I have autofs working great for an SMB share but now trying to add a NFS share that is connected to my openwrt router. The connection to that device can be unstable so I was thinking autofs might offer better auto-reconnect/resiliency than fstab? I find myself frequently having to manually remount the fstab.
The problem is that it seems that autofs is defaulting to nfs4 and I haven’t been able to make this work. fstab allows me to use nfsvers=3 to keep it at nfs version 3. Is there an option for this in autofs settings somewhere?
If you used the tutorial thread Mounting network shares with autofs (alternative to fstab) then you can specifiy the parm -vers=3
in the auto.nfs.shares
file like
# cat /etc/auto.nfs.shares
/mnt/mytest synologyds214se.fritz.box:/volumeUSB2/usbshare
/mnt/music -vers=3 synologyds214se.fritz.box:/volume1/music
Any valid mount option in the fstab can be placed into the autofs options.
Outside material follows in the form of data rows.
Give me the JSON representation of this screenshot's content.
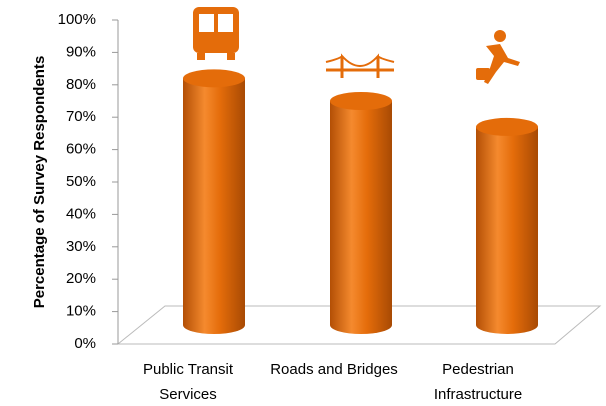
{
  "chart_data": {
    "type": "cylinder",
    "categories": [
      "Public Transit Services",
      "Roads and Bridges",
      "Pedestrian Infrastructure"
    ],
    "values": [
      82,
      75,
      67
    ],
    "color": "#e46c0a",
    "y_label": "Percentage of Survey Respondents",
    "ylim": [
      0,
      100
    ],
    "yticks": [
      {
        "value": 0,
        "label": "0%"
      },
      {
        "value": 10,
        "label": "10%"
      },
      {
        "value": 20,
        "label": "20%"
      },
      {
        "value": 30,
        "label": "30%"
      },
      {
        "value": 40,
        "label": "40%"
      },
      {
        "value": 50,
        "label": "50%"
      },
      {
        "value": 60,
        "label": "60%"
      },
      {
        "value": 70,
        "label": "70%"
      },
      {
        "value": 80,
        "label": "80%"
      },
      {
        "value": 90,
        "label": "90%"
      },
      {
        "value": 100,
        "label": "100%"
      }
    ]
  }
}
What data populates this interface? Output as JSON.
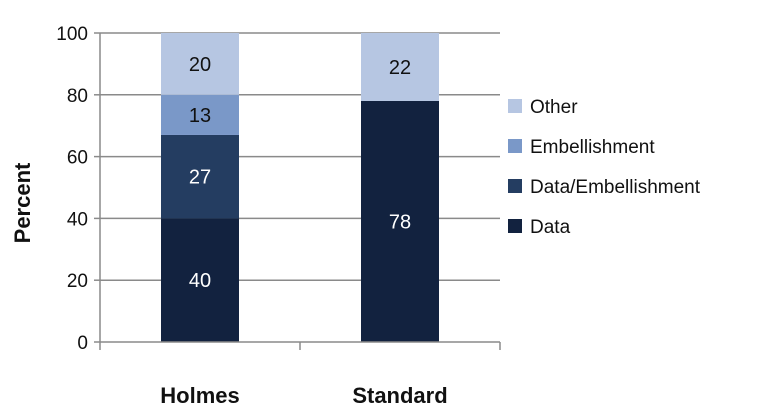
{
  "chart_data": {
    "type": "bar",
    "stacked": true,
    "categories": [
      "Holmes",
      "Standard"
    ],
    "series": [
      {
        "name": "Data",
        "values": [
          40,
          78
        ],
        "color": "#12223f",
        "label_color": "#ffffff"
      },
      {
        "name": "Data/Embellishment",
        "values": [
          27,
          0
        ],
        "color": "#243d61",
        "label_color": "#ffffff"
      },
      {
        "name": "Embellishment",
        "values": [
          13,
          0
        ],
        "color": "#7a98c8",
        "label_color": "#111111"
      },
      {
        "name": "Other",
        "values": [
          20,
          22
        ],
        "color": "#b6c6e2",
        "label_color": "#111111"
      }
    ],
    "ylabel": "Percent",
    "xlabel": "",
    "ylim": [
      0,
      100
    ],
    "yticks": [
      0,
      20,
      40,
      60,
      80,
      100
    ],
    "grid": true,
    "legend_position": "right",
    "legend_order": [
      "Other",
      "Embellishment",
      "Data/Embellishment",
      "Data"
    ]
  }
}
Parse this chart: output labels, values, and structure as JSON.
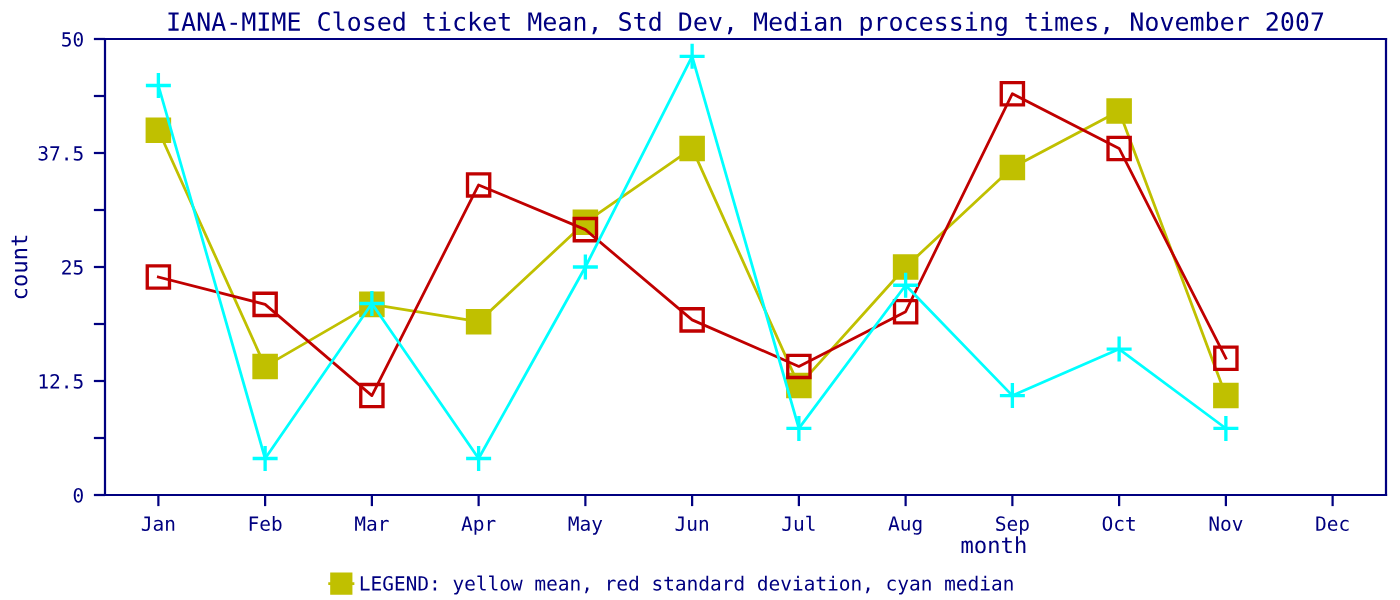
{
  "chart_data": {
    "type": "line",
    "title": "IANA-MIME Closed ticket Mean, Std Dev, Median processing times, November 2007",
    "xlabel": "month",
    "ylabel": "count",
    "categories": [
      "Jan",
      "Feb",
      "Mar",
      "Apr",
      "May",
      "Jun",
      "Jul",
      "Aug",
      "Sep",
      "Oct",
      "Nov",
      "Dec"
    ],
    "series": [
      {
        "name": "LEGEND: yellow mean, red standard deviation, cyan median",
        "color": "#c0c000",
        "marker": "square",
        "values": [
          40,
          14.1,
          20.9,
          19,
          29.9,
          38,
          12,
          25,
          35.9,
          42.1,
          10.9,
          null
        ]
      },
      {
        "color": "#c00000",
        "marker": "square_open",
        "values": [
          23.9,
          20.9,
          10.9,
          34,
          29.1,
          19.2,
          14.1,
          20.1,
          44,
          38,
          15,
          null
        ]
      },
      {
        "color": "#00ffff",
        "marker": "cross",
        "values": [
          44.9,
          4,
          21,
          4,
          25,
          48.1,
          7.3,
          23,
          10.9,
          16,
          7.3,
          null
        ]
      }
    ],
    "ylim": [
      0,
      50
    ],
    "yticks": [
      0,
      {
        "value": 6.25,
        "label": null
      },
      12.5,
      {
        "value": 18.75,
        "label": null
      },
      25,
      {
        "value": 31.25,
        "label": null
      },
      37.5,
      {
        "value": 43.75,
        "label": null
      },
      50
    ],
    "grid": false,
    "legend": "bottom"
  }
}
What concerns me more is that you are using a router to hold storage. This is a terrible idea, unless you intend to share everything in that storage with the entire world. Routers have lots of features and many of those features have a long history of being security failures. Storage sharing is one of the worst.
In short, WAN routers should be used for routing and firewalls, nothing else. Don’t run a VPN client on a WAN router. Don’t do DNS, DHCP, or the 50 other “features” the router software allows. Just because some feature has a checkbox, that doesn’t mean it smart to actually enable it.
Of course, if this is NOT a WAN router and you are using it as an internal LAN bridge or even a LAN router, the largest risks are mitigated and you can go crazy. Check every box it has.
It’s a very weird use case but the router is a LAN bridge. No exposure to the internet at all.